Itulah yang terjadi jika Marni sedang latihan menari di panggung depan joglo rumahnya. Marni dan ibunya, Lastri, juga tidak tahu kenapa itu terjadi. ibunya mengatakan itu kebetulan. Sedangkan Marni menganggap itu keistimewaan. Marni menganggap ibunya bohong. Gadis remaja itu yakin ibunya pasti tahu sesuatu. Ini tidak lumrah. Marni hanya kadang kadang melihat ibunya melipat secarik kain kebaya yang terlihat usang sambil bolak balik menatap dirinya dan kebaya itu bergantian.
Marni belum pernah manggung di depan penonton yang sesungguhnya. Lastri melarang. Gadis itu masih SMA. Ibunya ingin dia berkonsentrasi sekolah. Dia tidak ingin Marni menjadi penari seperti dirinya. Dia hanya melatih anaknya menari sebagai kebisaan dan ketrampilan saja. Menjadi penari memang bisa cukup menjamin hidup karena masih banyak orang yang menyukai tarian tradisional di desa desa. Sehingga Lastri selalu saja mendapat order menari. Tidak pernah sepi. Namun menjadikan anaknya berprofesi sama sepertinya? Tidak! Marni harus jadi dokter.
----
Ayah Marni sudah lama tiada. Saat Marni baru saja bisa berjalan tertatih tatih. Usia Lastri saat ditinggal suaminya masih sangat muda. Penari Lastri yang terkenal. Penari Lastri yang janda kembang. Begitu orang orang kaya saat itu menyebutnya. Berduyun duyun pemuda tampan dan mapan, pria kaya, lelaki terkemuka, mencoba mendekati Lastri untuk mempersuntingnya. Ada yang memang jatuh cinta namun tidak sedikit juga yang hanya ingin sekedar mencicipi tubuh molek si janda muda.
Tidak ada satupun yang berhasil. Lastri rupanya memutuskan bahwa jatuh cinta hanya tiga kali. Kepada Joko, mendiang suaminya. Kepada Marni, buah hatinya. Dan yang terakhir kepada tariannya. Lastri memutuskan melanjutkan hidup berdua dengan putrinya. Cukup dibantu oleh Mbok Mah pembantu setianya yang mengasuh Marni saat Lastri pergi keluar desa untuk menari.

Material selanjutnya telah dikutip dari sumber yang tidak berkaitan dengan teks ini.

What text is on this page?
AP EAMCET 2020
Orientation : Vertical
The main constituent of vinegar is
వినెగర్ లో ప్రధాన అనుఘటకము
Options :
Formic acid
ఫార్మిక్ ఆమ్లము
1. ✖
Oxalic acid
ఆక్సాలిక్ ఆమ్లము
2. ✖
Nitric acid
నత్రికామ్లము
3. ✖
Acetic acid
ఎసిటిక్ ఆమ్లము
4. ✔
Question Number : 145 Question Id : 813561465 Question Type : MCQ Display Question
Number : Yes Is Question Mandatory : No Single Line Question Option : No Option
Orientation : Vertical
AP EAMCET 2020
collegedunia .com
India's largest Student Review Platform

Semua peminang Lastri mundur teratur. Kecuali satu orang. Juragan Minto. Seorang juragan kaya raya yang memiliki sapi ratusan ekor, sawah berhektar hektar dan toko di mana mana. Juragan Minto jatuh hati setengah mati kepada Lastri. Berbagai bujuk rayu dan iming iming tak henti henti dilakukan oleh Minto. Tak satupun mampu menggoyahkan hati Lastri. Dia selalu menggelengkan kepala bahkan saat mobil mewah Juragan Minto baru mau berbelok masuk rumahnya. Sudah paham apa yang akan ditawarkan Juragan Minto saat melamar ingin memperistrinya.

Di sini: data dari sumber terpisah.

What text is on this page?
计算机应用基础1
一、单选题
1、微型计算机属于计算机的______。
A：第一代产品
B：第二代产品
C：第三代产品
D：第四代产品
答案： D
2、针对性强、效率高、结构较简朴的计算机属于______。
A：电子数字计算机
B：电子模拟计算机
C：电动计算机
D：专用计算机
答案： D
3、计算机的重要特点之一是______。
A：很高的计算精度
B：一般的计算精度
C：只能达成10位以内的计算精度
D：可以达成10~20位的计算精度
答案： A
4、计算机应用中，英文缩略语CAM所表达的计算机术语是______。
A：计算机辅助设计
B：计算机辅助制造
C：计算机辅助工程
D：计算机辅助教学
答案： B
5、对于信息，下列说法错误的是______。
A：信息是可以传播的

Dua puluh kali lebih! Barangkali. Lastri sampai tak hapal berapa tepatnya Juragan Minto telah berbicara langsung melamarnya. Yang dia tahu, duda klimis kaya raya itu memang tidak akan pernah berhenti untuk mencoba meminangnya.
----
Sampai Marni beranjak remaja, paling tidak satu kali dalam enam bulan, Juragan Minto akan datang ke rumah Lastri untuk melamarnya. Jawaban Lastri selalu sama.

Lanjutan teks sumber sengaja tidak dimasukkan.